Compounded by losses on long-term gas sourcing contracts, liquefied natural gas positions and gas storage, Orsted ditched eight business areas and decided to concentrate on four including offshore wind, which then became the company’s mainstay.
Since 2012, Orsted has relentlessly tried to bring down the cost of offshore wind, eventually reaching 56 euros ($68) per megawatt-hour as of last year from 167 euros. By 2030, Orsted is aiming to generate 30 gigawatts of clean energy, which would be enough to supply renewable electricity to more than 55 million people.
Korea is one of the beneficiaries of Orsted’s ambitious plan. Orsted is currently building a 1.6-gigawatt offshore wind farm 70 kilometers off the coast of Incheon. Set for commercial operation as early as 2026, the project will be able to power 1.3 million households per year. At the same time, the wind farm will reduce almost 4 million metric tons of carbon dioxide emissions, which would be equivalent to removing 1.8 million cars off the road.
Oh Jeong-hwa, director of the sustainability management division of Amorepacific, discusses how sustainable production and consumption of cosmetics products can make world greener and more beautiful. (Lee Sang-sub/The Herald Business)

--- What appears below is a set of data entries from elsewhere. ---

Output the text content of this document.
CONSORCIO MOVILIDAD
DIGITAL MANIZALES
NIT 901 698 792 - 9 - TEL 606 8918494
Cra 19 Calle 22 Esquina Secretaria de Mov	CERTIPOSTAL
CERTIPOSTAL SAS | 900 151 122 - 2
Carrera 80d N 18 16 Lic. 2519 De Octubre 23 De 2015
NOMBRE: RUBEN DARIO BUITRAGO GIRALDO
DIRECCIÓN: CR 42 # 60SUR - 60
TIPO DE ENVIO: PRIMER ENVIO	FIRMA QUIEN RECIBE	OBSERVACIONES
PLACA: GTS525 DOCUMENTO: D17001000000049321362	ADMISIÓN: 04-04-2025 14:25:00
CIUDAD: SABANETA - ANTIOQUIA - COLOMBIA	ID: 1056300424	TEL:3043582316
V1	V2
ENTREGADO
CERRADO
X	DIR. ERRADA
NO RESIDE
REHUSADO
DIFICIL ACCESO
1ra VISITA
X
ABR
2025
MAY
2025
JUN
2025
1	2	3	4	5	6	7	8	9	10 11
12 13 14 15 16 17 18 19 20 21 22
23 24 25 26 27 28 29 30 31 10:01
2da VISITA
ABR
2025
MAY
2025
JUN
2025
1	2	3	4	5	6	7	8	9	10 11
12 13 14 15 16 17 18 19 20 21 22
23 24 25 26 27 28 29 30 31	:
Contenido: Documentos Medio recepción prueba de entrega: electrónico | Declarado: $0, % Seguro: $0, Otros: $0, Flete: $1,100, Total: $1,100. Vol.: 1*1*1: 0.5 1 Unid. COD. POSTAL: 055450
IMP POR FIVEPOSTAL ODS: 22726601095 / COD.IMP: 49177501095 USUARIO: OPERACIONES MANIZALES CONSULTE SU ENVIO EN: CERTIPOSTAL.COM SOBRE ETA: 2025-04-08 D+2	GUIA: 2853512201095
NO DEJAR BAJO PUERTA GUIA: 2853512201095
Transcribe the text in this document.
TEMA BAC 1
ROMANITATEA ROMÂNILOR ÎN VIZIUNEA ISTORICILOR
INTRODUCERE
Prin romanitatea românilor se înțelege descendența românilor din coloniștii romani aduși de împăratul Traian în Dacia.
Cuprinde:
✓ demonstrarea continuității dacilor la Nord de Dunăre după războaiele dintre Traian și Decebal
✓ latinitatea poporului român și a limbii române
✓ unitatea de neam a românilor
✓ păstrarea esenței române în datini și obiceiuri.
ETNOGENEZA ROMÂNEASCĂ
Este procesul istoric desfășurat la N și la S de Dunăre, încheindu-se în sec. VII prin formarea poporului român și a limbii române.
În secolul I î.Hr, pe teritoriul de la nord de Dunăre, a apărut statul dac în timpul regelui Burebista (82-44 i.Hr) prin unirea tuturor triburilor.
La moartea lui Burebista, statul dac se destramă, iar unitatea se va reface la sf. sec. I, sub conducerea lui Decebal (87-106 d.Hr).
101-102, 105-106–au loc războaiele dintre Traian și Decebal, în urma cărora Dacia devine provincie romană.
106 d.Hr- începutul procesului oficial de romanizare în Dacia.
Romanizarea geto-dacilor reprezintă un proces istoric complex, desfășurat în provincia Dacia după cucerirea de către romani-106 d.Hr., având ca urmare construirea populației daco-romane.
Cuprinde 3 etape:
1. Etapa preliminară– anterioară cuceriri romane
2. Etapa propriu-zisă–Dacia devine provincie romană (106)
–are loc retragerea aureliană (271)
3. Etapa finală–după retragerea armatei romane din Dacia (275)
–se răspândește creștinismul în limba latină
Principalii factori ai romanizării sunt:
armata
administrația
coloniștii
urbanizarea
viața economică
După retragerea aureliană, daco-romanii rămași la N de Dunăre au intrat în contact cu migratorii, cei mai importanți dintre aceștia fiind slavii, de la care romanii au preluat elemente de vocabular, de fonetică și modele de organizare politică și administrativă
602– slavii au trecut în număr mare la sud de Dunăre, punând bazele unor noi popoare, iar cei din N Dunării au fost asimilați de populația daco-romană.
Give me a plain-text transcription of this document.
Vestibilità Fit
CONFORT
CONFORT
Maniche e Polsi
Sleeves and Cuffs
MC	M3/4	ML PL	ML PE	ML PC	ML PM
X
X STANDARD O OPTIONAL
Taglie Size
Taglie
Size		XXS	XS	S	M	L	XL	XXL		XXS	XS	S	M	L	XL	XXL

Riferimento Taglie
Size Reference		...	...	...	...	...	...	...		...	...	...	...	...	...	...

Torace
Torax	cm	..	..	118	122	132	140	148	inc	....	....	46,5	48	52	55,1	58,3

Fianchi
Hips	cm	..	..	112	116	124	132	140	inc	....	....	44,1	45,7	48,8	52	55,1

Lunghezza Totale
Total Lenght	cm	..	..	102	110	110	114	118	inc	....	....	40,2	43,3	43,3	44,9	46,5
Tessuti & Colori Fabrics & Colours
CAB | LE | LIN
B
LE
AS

The last speaker of H.eco Fourm’s second session was Oh Jeong-hwa, director of the sustainability management division of Amorepacific, the nation’s beauty and cosmetics conglomerate. During her lecture titled “A MORE beautiful promise for the planet empathy,” Oh spoke of how sustainable production and consumption can make people’s lives greener, and more beautiful.
Amorepacific has helped lead the eco-friendly movement in the beauty industry, launching the first refill station at Amore Store Gwanggyo in Gyeonggi Province. This year, Amorepacific joined RE100 as the first Korean beauty company.
On top of joining RE100, Amorepacific aims to make its packaging 100 percent reusable, recyclable and compostable.
“Amorepacific will also transport its goods 100 percent with eco-friendly vehicles by 2030,” said Oh, who leads the company’s climate strategy.
In any product lineup, raw materials account for 72 percent of a product’s carbon emissions, according to Amorepacific’s lifecycle analysis. The remaining 13 percent, 11 percent and 4 percent are generated when the product is used, manufactured and thrown away, respectively.
Based on the analysis, Amorepacific changed raw materials, redesigned containers and minimized the use of packaging. For example, Amorepacific reduced the use of water by 10.6 percent when it manufactures containers for its Laneige Water Sleeping Mask Ex skincare product. It also was able to cut 12.7 percent of greenhouse gas emissions when making containers for its Osulloc Sejak Green Tea product.
Amorepacific was also able to reduce waste by 90 percent by extracting healthy components from green tea byproducts and turning them into anti-oxidant tablets called Meta Green that facilitate better metabolism.